Vou então ao Facebook e dou uma olhada nos humores nacionais. Sempre tem alguém que apreciou minhas “trouvailles” parisienses, mas já não tenho cabeça nem tempo para rebater os comentários, alguns até divertidos. Por que? Ora, como todo mundo está com tempo sobrando, ai de quem der trela para um mínimo de discussão. Quando menos esperar, o debate estará conflagrado e a você, o dono da casa, só restará se retirar do recinto. Tem gente que politiza até mugido de vaca. Se falo do tédio do confinamento parisiense, tem uns que dizem que é por conta da política laxista francesa vis-à-vis os imigrantes. E lá embaixo, concluirá com uma patacoada de louvor ao capitão. Às vezes me ocorre que o filho mais novo dele o ameaça de morte ostensivamente. Saber o que eles vão urdir para o dia seguinte pode ser divertido. Nessas horas, vale a pena ler os “wise cracks” do Twitter, onde o narcisismo impera.

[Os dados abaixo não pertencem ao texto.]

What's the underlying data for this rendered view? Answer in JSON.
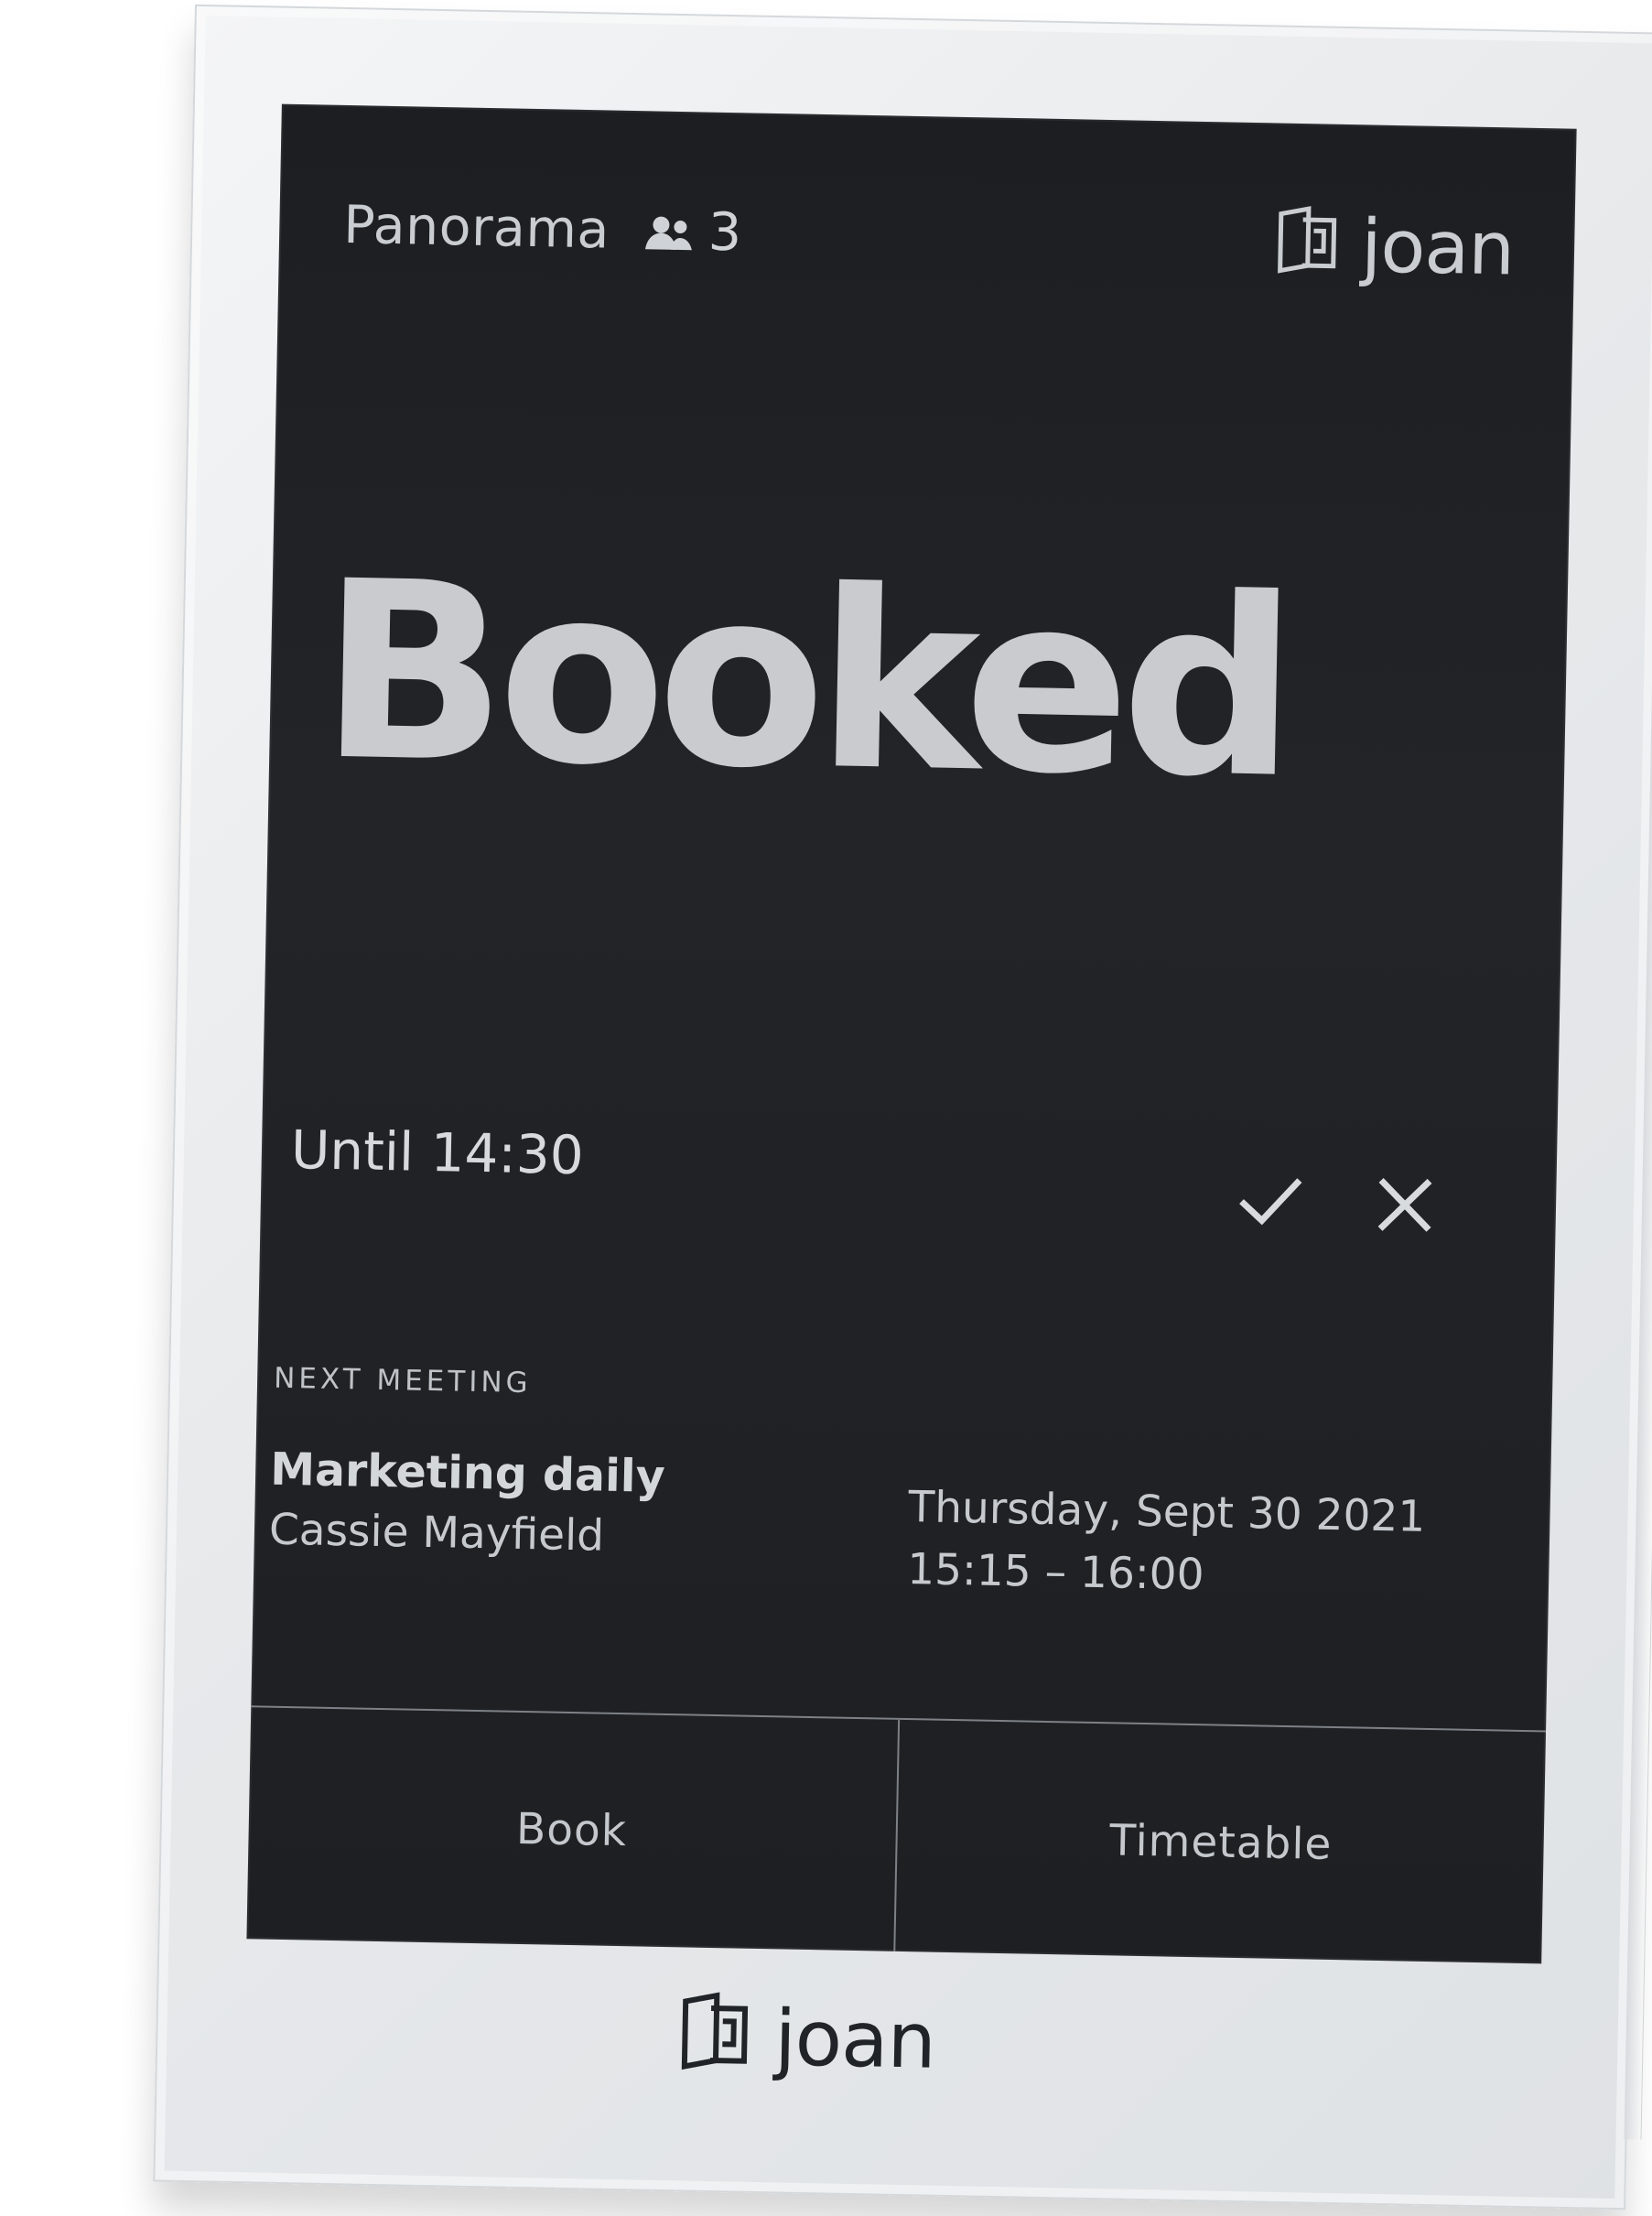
{
  "device": {
    "room_name": "Panorama",
    "capacity": "3",
    "brand_top": "joan",
    "brand_bottom": "joan"
  },
  "status": {
    "title": "Booked",
    "until": "Until 14:30"
  },
  "actions": {
    "confirm_icon": "check-icon",
    "cancel_icon": "close-icon"
  },
  "next_meeting": {
    "label": "NEXT MEETING",
    "title": "Marketing daily",
    "host": "Cassie Mayfield",
    "date": "Thursday, Sept 30 2021",
    "time": "15:15 – 16:00"
  },
  "bottom_bar": {
    "book_label": "Book",
    "timetable_label": "Timetable"
  },
  "colors": {
    "screen_bg": "#1f2124",
    "screen_text": "#d5d8dc",
    "frame_bg": "#eceef0",
    "logo_dark": "#202327"
  }
}
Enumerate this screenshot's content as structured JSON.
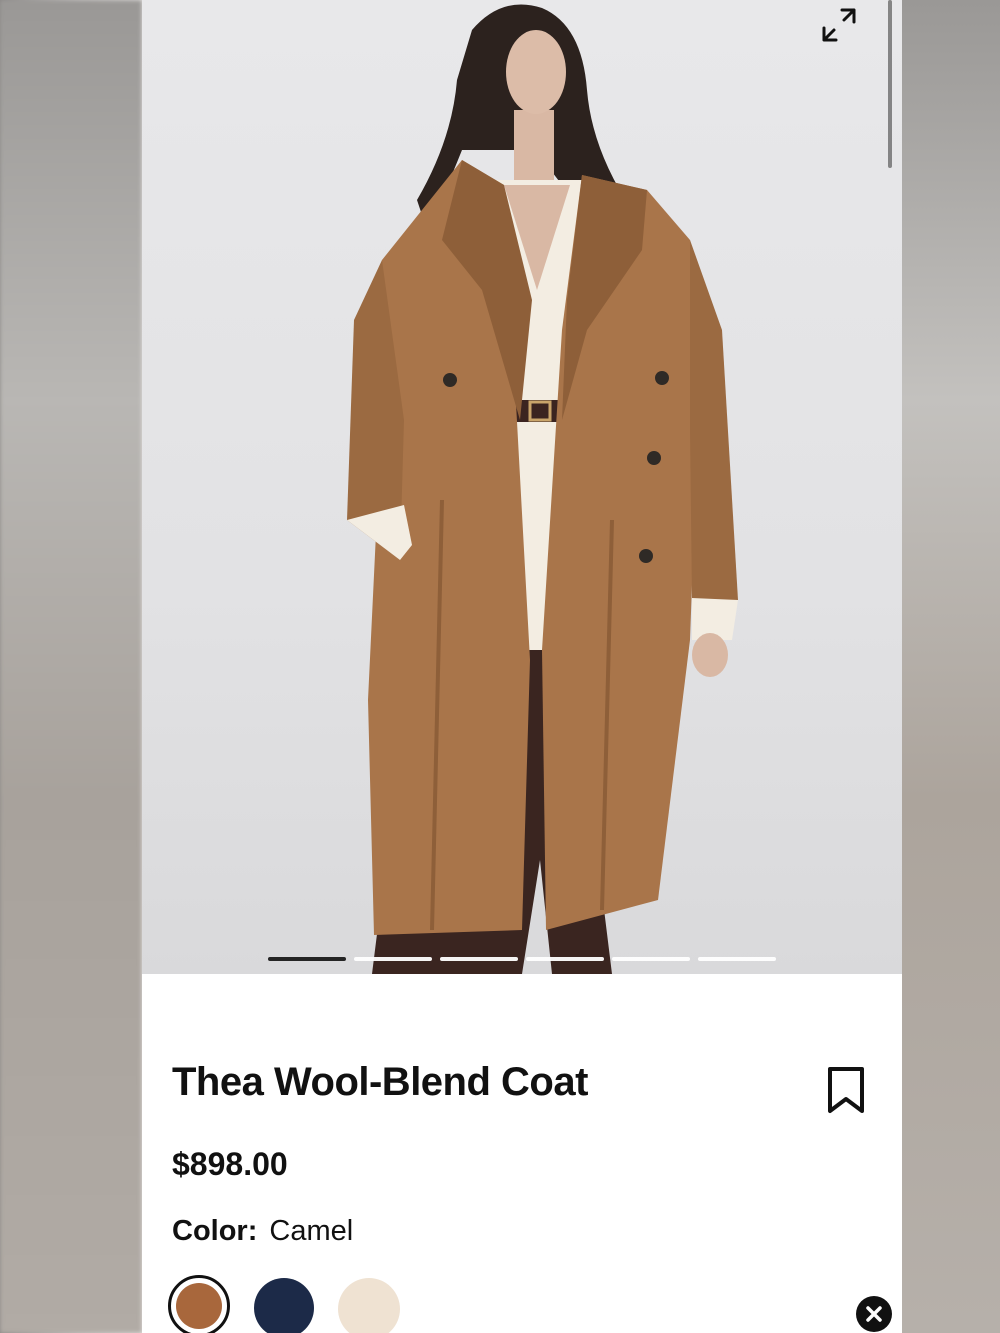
{
  "product": {
    "title": "Thea Wool-Blend Coat",
    "price": "$898.00",
    "color_label": "Color:",
    "color_value": "Camel"
  },
  "gallery": {
    "image_count": 6,
    "active_index": 0
  },
  "icons": {
    "expand": "expand-arrows-icon",
    "bookmark": "bookmark-icon",
    "close": "close-icon"
  },
  "swatches": [
    {
      "name": "camel",
      "color": "#a8673c",
      "selected": true
    },
    {
      "name": "navy",
      "color": "#1c2a48",
      "selected": false
    },
    {
      "name": "cream",
      "color": "#efe2d2",
      "selected": false
    }
  ],
  "colors": {
    "coat": "#a9754a",
    "coat_shadow": "#8e5f39",
    "sweater": "#f3ede2",
    "hair": "#2c221e",
    "skin": "#d9b8a4",
    "trousers": "#3a2520",
    "text": "#111111"
  }
}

Lá pela meia-noite, tomo banho. É quando entra em vigência a tarifa mais barata. Preparo a cama para dormir, mas sei que o momento ainda está longe. Tomo um Lexotan para desaquecer as turbinas e espero que faça efeito. No Brasil, a noite apenas começa. Sofro por nada poder fazer por mamãe, salvo ter uma conversa ou outra por telefone, quase sempre entrecortada pelas interferências de meu irmão. Estivéssemos juntos, teríamos assunto de sobra e tenho certeza de que daríamos risadas e nos apoiaríamos. Privada do convívio da neta, ela perde boa parte do tempero do cotidiano. Ao telefone, não vai poder contar uma história como gosta, com a gesticulação enfática que é tão sua. E ainda tem a questão da comida. Quem aguenta comer essas rações de restaurante. ela que é tão refinada? Ontem disse que queria fatias douradas e banana frita. É a infância aos quase 90. Isso me aniquilou.

Quando vou para a cama, durmo logo. Repasso mentalmente as situações de risco a que posso ter ficado exposto. As moedas são as grandes inimigas da higiene da ponta dos dedos. Se eu pegar esse troço, terá sido por conta delas. O silêncio que vem da rua é espesso. As alterações de humor da calefação me chegam com nitidez e hora certa. Nunca imaginei que um radiador falasse, é como se fosse dotado de uma vida íntima, como se ali morasse um Poltergeist. Fecho os olhos e sinto o sono me envolver e levar. Mal tenho tempo de pensar nos jardins de Notre Dame, a uns quinze minutos de caminhada daqui. Tenho alguma saudade de minha rua em São Paulo, que dizem estar deserta. Penso em Boa Viagem, nas ondas cheias de espuma. E no filho celerado do presidente que lhe diz: “Olha lá, hein. Não te mete a comunista não que eu te furo, hein.” Então, sorrio.

De certeza mesmo, só que amanhã é domingo.